En este sentido, John Banville es más clemente, acaso porque como escritor sabe del lazo profundo entre literatura y subjetividad, con esa certeza real por intransmisible pero incluso así susceptible de la metáfora, del tránsito hacia el terreno de lo simbólico. En algún momento de su ensayo el novelista cita un fragmento de una de las cartas a Milena en la que Kafka se dice sucio, “infinitamente sucio”, para después agregar que “nadie tiene la voz tan pura como aquellos que están en lo más hondo del infierno; lo que tomamos por canto de los ángeles es su canto”. No sin cierta ironía velada Banville concluye que “Kafka, en efecto, llevaba algunos oscuros problemas en lo profundo de sí”.

Con todo, el novelista se abstiene de juzgar esta “peculiaridad” —acaso porque, en cierta forma, nadie podría hacerlo: ¿quién, en efecto, podría arrogarse legítimamente dicha autoridad?— y, en contraste con Epstein, se limita a seguir los pretextos y las sugerencias biográficas que hacen pensar en el homoerotismo de Kafka (algo, por cierto, distinto a la homosexualidad). Salvo quizá el momento de su texto en el que con notable sensibilidad, pero también con sutileza, ubica estas presunciones sobre la subjetividad kafkiana —“su secrecía, su impulso hacia una ‘oscura lucidez’”— en el ámbito de sus “métodos de trabajo”, ese pasar a otra cosa que admite manifestaciones mucho menos hegemónicas que la visión estadounidense del move on, que privilegia sí la acción pero sólo formas específicas de esta, aquellas ligadas a un modo específico de producción y consumo.

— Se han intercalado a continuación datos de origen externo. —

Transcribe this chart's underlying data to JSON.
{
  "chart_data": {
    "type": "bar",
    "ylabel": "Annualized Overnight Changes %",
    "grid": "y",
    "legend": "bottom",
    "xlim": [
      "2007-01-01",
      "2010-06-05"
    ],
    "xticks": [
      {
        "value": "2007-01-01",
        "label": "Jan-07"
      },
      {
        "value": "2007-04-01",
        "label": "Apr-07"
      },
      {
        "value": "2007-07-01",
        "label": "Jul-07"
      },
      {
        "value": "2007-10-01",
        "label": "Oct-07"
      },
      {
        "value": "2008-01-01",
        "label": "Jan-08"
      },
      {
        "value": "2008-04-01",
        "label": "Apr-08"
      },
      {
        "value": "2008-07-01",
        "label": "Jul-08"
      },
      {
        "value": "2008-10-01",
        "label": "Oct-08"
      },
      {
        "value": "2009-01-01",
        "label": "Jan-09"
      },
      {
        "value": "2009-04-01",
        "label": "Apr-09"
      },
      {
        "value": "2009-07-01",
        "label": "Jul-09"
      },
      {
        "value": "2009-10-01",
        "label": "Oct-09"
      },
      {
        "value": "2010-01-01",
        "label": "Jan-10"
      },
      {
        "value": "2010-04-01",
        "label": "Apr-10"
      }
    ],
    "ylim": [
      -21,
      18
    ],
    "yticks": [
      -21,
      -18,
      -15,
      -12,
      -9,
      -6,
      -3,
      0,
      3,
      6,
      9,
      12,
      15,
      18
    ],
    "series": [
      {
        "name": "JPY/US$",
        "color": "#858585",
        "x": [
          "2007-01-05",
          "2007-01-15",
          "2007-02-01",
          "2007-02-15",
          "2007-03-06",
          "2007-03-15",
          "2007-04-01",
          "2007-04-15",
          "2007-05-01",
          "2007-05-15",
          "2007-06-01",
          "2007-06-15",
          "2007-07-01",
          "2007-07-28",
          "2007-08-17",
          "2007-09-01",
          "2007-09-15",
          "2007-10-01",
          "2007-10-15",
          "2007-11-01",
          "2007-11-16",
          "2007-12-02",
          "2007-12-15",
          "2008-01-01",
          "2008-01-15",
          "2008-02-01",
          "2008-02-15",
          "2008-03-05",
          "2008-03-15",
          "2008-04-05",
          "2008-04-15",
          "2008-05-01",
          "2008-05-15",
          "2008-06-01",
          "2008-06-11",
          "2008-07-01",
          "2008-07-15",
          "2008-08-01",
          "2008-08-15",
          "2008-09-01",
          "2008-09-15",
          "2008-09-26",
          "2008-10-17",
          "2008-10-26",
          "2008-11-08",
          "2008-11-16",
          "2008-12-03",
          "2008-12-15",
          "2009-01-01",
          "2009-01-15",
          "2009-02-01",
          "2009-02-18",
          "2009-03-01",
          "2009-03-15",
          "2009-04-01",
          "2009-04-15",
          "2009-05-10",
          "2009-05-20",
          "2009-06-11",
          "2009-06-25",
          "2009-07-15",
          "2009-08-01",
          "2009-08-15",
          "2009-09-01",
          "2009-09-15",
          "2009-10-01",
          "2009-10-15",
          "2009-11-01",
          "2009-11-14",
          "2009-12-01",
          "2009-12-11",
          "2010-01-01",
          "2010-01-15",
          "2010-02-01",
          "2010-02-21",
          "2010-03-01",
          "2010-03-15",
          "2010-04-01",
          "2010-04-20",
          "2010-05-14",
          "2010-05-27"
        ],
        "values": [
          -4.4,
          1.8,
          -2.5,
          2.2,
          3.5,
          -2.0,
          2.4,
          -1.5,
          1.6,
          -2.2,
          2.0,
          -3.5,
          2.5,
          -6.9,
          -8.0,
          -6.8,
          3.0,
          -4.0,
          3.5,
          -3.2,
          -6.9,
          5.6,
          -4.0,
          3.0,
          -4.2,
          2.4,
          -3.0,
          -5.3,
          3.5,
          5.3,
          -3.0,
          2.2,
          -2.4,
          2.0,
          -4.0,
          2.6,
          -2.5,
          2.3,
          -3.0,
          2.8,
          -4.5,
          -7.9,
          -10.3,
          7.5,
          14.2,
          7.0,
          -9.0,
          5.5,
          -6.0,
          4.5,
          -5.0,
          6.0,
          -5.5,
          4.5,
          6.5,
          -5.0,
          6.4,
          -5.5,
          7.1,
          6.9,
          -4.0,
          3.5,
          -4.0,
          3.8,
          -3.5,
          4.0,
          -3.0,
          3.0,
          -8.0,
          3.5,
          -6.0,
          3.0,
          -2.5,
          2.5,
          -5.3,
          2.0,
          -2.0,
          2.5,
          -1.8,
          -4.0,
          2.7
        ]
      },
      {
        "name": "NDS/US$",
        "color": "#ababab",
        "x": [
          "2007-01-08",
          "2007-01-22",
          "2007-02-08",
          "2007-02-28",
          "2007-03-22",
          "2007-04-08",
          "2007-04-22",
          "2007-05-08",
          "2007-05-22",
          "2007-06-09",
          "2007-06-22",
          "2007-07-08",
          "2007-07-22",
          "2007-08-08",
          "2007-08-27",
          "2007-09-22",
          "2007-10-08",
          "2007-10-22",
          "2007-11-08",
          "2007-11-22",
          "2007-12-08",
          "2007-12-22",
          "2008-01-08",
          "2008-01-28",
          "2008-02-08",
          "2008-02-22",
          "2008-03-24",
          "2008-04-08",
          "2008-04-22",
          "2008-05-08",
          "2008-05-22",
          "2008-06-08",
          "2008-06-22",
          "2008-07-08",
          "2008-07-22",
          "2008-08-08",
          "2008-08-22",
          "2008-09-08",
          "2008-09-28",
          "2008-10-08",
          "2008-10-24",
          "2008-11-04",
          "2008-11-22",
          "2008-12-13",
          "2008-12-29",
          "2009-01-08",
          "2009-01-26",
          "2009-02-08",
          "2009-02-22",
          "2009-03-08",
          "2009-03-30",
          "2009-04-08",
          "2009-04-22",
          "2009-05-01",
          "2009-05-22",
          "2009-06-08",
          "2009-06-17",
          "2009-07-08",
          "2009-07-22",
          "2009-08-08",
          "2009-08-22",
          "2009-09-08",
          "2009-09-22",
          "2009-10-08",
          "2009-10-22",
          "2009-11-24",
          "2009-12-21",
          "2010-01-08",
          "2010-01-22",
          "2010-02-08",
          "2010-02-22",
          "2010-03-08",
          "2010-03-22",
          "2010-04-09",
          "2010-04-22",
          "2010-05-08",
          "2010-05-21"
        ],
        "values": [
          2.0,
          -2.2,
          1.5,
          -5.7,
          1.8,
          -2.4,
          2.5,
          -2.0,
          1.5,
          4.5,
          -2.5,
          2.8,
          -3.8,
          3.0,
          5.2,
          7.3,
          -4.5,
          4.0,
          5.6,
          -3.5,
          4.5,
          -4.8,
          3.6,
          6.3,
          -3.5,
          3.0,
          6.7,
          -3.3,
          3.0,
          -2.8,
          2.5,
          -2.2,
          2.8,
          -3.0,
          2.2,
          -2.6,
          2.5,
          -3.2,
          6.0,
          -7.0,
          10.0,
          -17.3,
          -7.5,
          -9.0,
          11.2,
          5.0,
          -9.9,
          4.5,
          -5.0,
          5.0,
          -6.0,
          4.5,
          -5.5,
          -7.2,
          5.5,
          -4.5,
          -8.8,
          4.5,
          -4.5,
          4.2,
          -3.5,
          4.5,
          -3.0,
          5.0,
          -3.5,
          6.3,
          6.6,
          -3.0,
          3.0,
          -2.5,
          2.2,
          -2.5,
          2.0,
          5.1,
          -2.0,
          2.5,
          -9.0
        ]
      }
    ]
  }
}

Y quizá al final ese parece haber sido el propósito de este texto: enfrentar dos maneras más o menos conocidas y practicadas, aunque no claramente definidas, que aun ahora existen como alternativas para resolver nuestros conflictos personales, para descifrar los "misterios de la vida". Por un lado, como parece ser el caso de Epstein, la exigencia de una cultura que ante la tristeza, ante el duelo, ante el laberinto que levanta el propio sujeto con la propia simpleza de su existencia, lo único que atina a articular es un “move on”, el insistente imperativo del desplazamiento inmediato, sin mayor detenimiento ni reflexión ante lo sucedido y lo que sucede, la inaplazable reinserción en el mundo. Por otro, la posibilidad del examen, pero no en el sentido confesional, cristiano, que Foucault achacaba en su crítica al psicoanálisis, sino más bien en un sentido casi socrático, casi mayéutico, el “conócete a ti mismo”, una exploración tan libre de cuestionamientos como el mismo sujeto lo permita, el examen de las circunstancias, el entendimiento de las razones —a veces profundas, a veces superficiales— que encuentran su expresión únicamente a través de esa tristeza, de ese duelo, de esa represión, el ejercicio de ubicar y colocar, de situar y otorgar un lugar a eso que se encuentra detrás o al lado o frente a lo que sucede, las realidades paralelas de la realidad, el sostén de los hechos, el suelo blando de la existencia. El mapeo que no cura ni resuelve, que no desaparece los conflictos, sino que, quizá, solo los desata brevemente, los desanuda en uno de sus puntos para poder mirarlos desde otro ángulo, moverlos un poco, cambiarlos en alguno de sus detalles y, entonces sí, descubrir que siempre fue posible hacer otra cosa con ellos, hacer otra cosa de ellos.